The first resistance occurred at Acoma, a pueblo built on top a spectacular, 400 foot high mesa. When Spanish troops stopped there and demanded food, the warriors attacked them, killing l6 soldiers, including Oñate's nephew. Oñate retaliated with chilling brutality. A party of soldiers secretly dragged a cannon up the rock face at the rear of the mesa, turned it on the town, and blasted away. In three days of fighting, the Spanish leveled Acoma and killed 800 of its people. Then Oñate staged a public mutilation -- chopping one foot off every surviving young man.

But Oñate was as unsuccessful as Coronado in finding rich mines, and was soon recalled to Mexico City. At this point, two years before the English founded Jamestown, the Crown was about to abandon New Mexico. But the powerful Franciscan order wanted it for missionary territory; so the friars were allowed to stay, with Crown protection, to establish a Catholic theocracy among the Pueblos.

The age of military conquest ended. The religious and cultural conquest began. The friars taught the Indians the Spanish language and Spanish ways, and tried to eradicate Indian religion and culture. When Indians resisted conversion, or strayed from the faith, the soldiers were called in to intimidate or punish them. Then repression ignited rebellion. Drought and starvation struck the Pueblo communities--and they came under increasing attack from their traditional enemies, the Apaches and the Navajos.

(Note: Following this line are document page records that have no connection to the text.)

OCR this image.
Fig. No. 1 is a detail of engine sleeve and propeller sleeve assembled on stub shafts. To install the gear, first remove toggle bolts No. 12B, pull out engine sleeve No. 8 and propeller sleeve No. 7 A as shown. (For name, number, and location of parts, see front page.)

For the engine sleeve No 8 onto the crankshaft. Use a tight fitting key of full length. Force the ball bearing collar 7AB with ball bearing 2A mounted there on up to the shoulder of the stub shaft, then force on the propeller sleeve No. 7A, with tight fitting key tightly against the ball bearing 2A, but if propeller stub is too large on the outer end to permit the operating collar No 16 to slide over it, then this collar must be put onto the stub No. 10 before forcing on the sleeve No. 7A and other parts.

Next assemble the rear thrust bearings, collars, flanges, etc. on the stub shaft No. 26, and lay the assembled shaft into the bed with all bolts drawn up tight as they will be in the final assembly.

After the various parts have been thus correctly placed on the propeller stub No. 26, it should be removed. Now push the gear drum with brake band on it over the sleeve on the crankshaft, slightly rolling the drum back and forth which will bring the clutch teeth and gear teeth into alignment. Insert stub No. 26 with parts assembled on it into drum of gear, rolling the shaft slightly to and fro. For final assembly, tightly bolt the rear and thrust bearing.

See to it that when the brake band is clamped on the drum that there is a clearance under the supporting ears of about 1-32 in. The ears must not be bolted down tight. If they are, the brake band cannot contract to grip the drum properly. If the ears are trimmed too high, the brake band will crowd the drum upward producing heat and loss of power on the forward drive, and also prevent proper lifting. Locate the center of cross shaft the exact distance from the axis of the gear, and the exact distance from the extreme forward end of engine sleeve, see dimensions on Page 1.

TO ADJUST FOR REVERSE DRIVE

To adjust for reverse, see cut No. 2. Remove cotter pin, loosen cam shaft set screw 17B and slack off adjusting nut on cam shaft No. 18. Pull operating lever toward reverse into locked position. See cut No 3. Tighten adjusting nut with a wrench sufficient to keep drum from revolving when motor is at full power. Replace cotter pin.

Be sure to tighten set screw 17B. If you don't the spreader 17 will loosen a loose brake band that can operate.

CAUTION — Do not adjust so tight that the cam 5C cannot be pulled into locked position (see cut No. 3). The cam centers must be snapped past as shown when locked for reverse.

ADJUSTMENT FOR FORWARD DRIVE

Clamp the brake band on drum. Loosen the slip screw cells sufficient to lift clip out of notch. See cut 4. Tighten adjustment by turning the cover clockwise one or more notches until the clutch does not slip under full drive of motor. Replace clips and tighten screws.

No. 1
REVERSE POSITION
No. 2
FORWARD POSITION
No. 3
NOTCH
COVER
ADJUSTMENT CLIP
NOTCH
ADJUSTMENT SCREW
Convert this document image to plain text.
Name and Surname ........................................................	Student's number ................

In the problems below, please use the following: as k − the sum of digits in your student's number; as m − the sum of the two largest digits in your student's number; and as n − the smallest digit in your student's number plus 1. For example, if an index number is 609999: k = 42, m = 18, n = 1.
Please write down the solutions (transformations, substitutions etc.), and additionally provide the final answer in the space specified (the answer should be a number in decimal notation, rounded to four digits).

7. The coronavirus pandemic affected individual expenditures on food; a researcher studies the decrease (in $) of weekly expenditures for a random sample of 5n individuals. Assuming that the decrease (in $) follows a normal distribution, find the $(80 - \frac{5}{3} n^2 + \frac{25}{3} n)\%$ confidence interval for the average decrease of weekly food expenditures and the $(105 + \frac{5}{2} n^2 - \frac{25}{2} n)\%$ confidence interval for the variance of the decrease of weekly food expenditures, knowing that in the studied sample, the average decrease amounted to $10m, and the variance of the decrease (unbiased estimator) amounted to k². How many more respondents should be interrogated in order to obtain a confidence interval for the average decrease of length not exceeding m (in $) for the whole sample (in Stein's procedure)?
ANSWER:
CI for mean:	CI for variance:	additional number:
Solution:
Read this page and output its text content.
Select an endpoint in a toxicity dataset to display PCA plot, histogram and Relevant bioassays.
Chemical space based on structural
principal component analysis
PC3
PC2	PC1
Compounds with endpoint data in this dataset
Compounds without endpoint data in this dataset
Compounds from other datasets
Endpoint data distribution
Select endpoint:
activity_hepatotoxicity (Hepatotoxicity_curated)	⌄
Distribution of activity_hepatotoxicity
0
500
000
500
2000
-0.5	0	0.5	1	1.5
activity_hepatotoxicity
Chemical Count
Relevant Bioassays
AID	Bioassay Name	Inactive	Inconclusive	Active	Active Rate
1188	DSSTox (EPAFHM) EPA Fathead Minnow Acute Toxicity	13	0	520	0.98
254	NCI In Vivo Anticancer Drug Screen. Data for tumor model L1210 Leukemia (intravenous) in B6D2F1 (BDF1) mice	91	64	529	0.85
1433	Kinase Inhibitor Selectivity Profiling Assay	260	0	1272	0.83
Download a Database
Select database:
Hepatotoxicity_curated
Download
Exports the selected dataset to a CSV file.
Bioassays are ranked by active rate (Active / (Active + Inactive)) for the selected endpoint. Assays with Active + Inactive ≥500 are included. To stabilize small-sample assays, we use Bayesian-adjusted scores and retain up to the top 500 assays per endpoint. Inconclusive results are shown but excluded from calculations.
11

All the while, the colony of some 3,000 Spanish settlers continued to illegally extract labor and tribute from the Indians. In l680, Popé, a medicine man who had been whipped for practicing witchcraft, led a lightning attack on the Spanish settlements. In three weeks, the Pueblos Indians killed 400 foreigners and drove the rest of them out of New Mexico.

The mutilated bodies of the priests were smeared with human excrement and thrown over the altars of their desecrated churches. At Acoma, the missionary father was hurled to his death from the top of the mesa. It was one of the most successful Indian resistance movements in American history, but the Pueblos couldn't maintain their independence for long.

Unity dissolved because Popé demanded an end to all things Spanish---and the Pueblos had come to depend on Spanish farming technology, and on Spanish goats, sheep, cattle, pigs, and horses. So when Diego de Vargas marched into New Mexico to reconquer it, it was an easier task then he'd imagined. There was one uprising; then there were no more.

The Spanish settlers and soldiers helped keep the peace by reducing their demands for Indian labor, and by marrying Indian wives. And the Franciscans learned to tolerate Pueblo religious practices.